Pluribus : La critique des premiers épisodes

PLURIBUS
Date de diffusion : 07/11/2025
Plate-forme de diffusion : Apple TV
Épisodes : 1.01 à 1.02
Créée par : Vince Gilligan
Interprètes : Rhea Seehorn, Karolina Wydra, Carlos Manuel Vesga
La personne la plus malheureuse au monde est la seule capable de sauver l’humanité… du bonheur.
LA CRITIQUE
De son créateur, Vince Gilligan, on retient Breaking Bad ou Better Call Saul, mais aussi là où il a fait ses premières armes, quelques épisodes de la série X-files.
Avec sa courte promotion, à savoir de petits teasers énigmatiques qui n’en disait rien, et une simple phrase laconique comme synopsis, l’attente était grande et le mystère est resté entier jusqu’à la diffusion des deux premiers épisodes sur Apple TV.
Avec en son centre, l’excellente Rhea Seehorn (déjà dans Better Call Saul et qui incarne la blasée auteure de romans fantastiques à l’eau de rose Carol Sturka), la série, qui ne révèle qu’au compte-gouttes ses secrets, est la marche ultime de l’exploration de son créateur sur l’humanité et ses déviances.
Dans Pluribus, Carol se retrouve seule, ou presque, dans une ambiance apocalyptique bourrée de références. On peut citer tous les films de zombies, L’invasion des profanateurs de sépultures ou encore The Leftovers (et même du Borg de Star Trek)... Pourtant la série en casse tous les codes, à chaque instant, laissant le spectateur dans une profonde expectative, sans savoir, à aucun moment, où tout cela va le mener, à l’instar de sa protagoniste, totalement perdue.

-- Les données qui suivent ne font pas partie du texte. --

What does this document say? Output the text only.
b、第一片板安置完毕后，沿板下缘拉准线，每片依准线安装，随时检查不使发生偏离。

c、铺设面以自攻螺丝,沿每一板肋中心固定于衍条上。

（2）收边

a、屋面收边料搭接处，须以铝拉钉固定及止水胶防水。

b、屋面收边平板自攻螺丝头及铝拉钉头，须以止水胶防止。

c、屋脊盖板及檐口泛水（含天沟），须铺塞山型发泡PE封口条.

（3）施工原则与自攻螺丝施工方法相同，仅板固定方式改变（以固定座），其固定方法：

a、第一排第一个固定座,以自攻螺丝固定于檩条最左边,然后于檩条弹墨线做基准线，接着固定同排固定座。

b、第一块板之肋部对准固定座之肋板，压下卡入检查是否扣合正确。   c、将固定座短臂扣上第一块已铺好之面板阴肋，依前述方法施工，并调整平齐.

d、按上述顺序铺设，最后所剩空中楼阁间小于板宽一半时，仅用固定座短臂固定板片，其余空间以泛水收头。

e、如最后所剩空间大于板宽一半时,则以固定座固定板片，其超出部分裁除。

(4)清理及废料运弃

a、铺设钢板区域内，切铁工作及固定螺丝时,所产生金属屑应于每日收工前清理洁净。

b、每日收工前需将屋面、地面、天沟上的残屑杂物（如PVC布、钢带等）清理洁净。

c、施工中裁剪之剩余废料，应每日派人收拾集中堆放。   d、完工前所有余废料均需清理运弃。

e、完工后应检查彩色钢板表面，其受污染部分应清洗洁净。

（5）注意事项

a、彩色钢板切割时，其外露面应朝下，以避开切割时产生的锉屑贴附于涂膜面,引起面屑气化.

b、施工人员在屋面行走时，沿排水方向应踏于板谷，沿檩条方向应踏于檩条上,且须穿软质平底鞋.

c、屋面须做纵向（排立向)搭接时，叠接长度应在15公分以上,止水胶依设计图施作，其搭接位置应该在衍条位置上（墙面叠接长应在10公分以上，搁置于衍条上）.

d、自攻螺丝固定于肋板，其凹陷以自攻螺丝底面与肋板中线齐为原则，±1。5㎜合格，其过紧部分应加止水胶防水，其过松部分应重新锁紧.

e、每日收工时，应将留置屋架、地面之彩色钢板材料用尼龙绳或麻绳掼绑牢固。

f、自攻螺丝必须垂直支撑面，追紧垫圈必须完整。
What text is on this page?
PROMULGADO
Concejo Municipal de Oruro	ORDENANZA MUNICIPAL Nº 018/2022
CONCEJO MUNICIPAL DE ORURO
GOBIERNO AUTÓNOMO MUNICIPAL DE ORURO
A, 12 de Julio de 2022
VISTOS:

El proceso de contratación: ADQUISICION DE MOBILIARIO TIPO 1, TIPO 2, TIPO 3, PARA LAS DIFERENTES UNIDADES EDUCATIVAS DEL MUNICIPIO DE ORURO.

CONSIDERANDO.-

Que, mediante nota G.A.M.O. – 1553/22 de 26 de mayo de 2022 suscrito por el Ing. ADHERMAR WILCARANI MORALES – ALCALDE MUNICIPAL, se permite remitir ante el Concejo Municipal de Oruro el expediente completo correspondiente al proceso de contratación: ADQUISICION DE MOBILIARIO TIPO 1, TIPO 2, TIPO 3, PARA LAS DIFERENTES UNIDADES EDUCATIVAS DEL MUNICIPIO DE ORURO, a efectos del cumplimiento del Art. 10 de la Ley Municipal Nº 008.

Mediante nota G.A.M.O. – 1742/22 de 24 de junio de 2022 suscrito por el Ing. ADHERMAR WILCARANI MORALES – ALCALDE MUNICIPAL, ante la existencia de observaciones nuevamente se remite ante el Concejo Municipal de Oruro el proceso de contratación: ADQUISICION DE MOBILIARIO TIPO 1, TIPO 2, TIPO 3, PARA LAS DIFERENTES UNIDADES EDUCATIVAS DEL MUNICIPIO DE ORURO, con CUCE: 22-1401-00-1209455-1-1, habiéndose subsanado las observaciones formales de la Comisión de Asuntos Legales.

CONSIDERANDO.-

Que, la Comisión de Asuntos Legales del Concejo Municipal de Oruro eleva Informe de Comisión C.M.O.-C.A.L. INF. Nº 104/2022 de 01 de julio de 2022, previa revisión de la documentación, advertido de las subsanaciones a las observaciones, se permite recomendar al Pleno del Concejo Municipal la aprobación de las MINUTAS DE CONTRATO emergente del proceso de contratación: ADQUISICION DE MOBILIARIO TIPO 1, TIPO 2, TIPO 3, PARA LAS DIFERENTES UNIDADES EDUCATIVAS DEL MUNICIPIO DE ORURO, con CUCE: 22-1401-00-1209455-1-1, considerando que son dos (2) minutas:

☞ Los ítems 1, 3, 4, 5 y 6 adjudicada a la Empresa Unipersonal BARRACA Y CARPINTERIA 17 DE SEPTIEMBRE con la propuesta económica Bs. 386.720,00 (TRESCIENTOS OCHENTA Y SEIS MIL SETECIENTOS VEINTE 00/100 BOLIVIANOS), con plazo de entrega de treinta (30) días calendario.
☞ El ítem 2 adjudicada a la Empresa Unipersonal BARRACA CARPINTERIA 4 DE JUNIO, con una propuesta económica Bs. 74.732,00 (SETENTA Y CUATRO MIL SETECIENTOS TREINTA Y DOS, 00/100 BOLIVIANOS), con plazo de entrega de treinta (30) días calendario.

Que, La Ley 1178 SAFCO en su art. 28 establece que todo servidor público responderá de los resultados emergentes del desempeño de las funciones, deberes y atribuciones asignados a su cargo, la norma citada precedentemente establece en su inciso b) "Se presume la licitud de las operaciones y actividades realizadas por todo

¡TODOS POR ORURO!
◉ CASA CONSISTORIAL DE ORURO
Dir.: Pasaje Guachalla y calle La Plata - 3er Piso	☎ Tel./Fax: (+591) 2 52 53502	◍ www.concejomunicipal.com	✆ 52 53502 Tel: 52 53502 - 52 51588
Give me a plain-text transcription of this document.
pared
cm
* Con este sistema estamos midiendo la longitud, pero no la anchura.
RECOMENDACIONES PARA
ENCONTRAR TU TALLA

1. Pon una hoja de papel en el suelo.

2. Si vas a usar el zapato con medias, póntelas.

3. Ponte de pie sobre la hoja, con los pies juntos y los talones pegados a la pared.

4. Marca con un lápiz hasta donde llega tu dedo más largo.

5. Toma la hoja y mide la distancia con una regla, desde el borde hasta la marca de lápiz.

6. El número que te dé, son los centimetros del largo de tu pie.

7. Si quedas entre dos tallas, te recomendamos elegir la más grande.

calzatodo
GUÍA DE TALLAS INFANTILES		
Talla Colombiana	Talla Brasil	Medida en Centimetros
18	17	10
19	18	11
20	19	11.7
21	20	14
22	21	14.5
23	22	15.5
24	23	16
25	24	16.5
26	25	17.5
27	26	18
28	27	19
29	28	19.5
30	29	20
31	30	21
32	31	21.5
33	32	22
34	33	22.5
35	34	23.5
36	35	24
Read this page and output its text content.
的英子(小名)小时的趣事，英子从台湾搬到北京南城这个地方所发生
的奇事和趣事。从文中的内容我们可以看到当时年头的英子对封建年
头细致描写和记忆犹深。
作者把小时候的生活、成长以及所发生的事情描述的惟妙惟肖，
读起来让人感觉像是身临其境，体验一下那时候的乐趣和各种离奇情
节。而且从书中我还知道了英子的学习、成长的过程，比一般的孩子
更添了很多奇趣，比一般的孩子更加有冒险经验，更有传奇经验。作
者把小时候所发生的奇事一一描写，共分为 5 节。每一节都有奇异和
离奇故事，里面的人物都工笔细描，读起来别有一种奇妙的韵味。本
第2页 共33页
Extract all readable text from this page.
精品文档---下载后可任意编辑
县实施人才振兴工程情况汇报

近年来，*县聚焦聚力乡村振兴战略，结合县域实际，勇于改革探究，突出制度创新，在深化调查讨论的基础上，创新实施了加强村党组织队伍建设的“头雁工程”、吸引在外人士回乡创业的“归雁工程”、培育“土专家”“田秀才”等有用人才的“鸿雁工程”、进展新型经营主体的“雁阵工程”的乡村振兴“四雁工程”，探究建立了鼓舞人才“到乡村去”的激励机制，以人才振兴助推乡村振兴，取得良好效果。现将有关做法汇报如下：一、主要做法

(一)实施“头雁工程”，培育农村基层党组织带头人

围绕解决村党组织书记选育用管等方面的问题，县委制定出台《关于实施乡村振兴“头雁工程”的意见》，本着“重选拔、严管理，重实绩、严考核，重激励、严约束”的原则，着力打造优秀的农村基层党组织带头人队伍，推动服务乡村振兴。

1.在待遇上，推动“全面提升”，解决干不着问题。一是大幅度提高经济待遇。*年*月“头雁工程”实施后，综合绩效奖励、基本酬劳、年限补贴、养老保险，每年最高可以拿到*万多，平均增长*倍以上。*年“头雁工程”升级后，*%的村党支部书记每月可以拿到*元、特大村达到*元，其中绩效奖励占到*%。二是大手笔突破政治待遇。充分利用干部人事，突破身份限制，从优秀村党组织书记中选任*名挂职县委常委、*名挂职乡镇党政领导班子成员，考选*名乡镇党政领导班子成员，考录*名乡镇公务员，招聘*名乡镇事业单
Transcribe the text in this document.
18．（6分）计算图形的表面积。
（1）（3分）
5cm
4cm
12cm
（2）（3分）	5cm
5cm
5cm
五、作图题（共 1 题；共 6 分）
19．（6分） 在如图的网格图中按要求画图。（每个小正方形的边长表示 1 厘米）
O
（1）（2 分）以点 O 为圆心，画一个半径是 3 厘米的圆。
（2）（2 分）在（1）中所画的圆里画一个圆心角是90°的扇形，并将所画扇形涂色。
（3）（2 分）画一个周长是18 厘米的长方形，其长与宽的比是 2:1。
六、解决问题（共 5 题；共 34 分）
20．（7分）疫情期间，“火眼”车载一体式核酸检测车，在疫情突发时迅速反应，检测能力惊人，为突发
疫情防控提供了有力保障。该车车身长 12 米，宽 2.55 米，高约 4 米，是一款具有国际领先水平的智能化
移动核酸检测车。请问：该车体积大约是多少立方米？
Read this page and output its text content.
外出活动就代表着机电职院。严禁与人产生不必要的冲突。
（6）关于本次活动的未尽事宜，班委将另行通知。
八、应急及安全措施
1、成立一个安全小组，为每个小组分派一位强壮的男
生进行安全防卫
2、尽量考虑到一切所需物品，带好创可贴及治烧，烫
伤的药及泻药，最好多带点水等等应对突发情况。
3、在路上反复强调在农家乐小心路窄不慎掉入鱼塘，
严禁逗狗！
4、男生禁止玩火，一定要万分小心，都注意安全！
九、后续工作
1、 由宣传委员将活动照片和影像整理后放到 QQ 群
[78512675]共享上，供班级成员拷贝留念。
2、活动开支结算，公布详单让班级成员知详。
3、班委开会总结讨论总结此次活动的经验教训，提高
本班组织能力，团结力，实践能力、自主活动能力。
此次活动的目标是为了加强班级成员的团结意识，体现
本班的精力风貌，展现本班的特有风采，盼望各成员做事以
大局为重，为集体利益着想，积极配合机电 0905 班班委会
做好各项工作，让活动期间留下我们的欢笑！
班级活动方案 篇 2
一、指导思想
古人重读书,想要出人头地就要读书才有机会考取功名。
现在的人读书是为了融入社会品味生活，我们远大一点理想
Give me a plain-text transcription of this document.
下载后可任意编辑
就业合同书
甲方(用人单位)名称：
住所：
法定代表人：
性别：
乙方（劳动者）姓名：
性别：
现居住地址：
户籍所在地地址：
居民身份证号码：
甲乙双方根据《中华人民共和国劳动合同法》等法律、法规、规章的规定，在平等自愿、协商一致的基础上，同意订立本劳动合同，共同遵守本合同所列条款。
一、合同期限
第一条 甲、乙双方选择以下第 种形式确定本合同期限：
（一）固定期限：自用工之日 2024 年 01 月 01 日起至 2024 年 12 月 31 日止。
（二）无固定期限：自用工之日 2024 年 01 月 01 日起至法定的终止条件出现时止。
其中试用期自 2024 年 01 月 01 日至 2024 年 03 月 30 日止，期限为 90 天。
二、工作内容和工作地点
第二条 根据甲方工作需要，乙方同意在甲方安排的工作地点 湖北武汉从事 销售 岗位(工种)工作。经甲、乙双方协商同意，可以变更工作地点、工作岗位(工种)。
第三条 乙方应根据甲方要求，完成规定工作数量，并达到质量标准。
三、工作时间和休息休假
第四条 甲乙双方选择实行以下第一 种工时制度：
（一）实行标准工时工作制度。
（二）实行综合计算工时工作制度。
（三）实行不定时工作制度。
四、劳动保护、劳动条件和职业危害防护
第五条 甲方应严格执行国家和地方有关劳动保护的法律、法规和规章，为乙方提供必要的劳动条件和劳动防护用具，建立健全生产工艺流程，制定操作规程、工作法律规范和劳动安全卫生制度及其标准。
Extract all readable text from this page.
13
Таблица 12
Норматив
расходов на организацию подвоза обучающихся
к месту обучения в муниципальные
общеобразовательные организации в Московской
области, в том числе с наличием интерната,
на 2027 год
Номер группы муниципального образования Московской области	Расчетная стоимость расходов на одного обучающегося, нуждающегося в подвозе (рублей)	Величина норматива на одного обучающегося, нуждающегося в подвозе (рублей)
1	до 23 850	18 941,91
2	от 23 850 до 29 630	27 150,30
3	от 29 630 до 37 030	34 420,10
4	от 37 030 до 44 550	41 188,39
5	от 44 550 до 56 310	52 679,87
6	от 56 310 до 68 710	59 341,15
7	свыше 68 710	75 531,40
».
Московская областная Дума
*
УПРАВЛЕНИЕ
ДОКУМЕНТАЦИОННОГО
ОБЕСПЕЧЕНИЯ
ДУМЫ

De l’horreur de sa situation découle, par un comique de rupture typique de Vince Gilligan, bien des scènes loufoques (que dire de cet avion venu de nulle part et parfaitement garni ?)
On dirait un mauvais épisode de Star Trek.
Lente, très lente, la série se regarde souvent le nombril et se répète beaucoup, mais a la grande singularité de n’utiliser presque aucune facilité narrative, développant un véritable ovni très rafraîchissant dans le paysage actuel. Bourrée de symbolisme que l’on peut calquer sur énormément de choses (solitude, colère, dépendance, religion, sociologie, politique, pensée unique et bien entendu questions existentielles), la série nous fait passer un moment plus que singulier, à l’orée d’un exercice plus que d’une œuvre.
Nous perdre, oui, Pluribus le fait parfaitement. Nous émerveiller, sans cesse, avec une impression de gigantisme et d’argent bien employé. Nous impressionner du coup ? Oui, aussi. Nous passionner, pas encore... car la série, espérée comme une trilogie de saisons, semble ne prendre que ses marques pour l’instant.
Une série à surveiller, car ses deux derniers épisodes de la saison 1, voire la saison 2, pourraient lui donner tout son envol.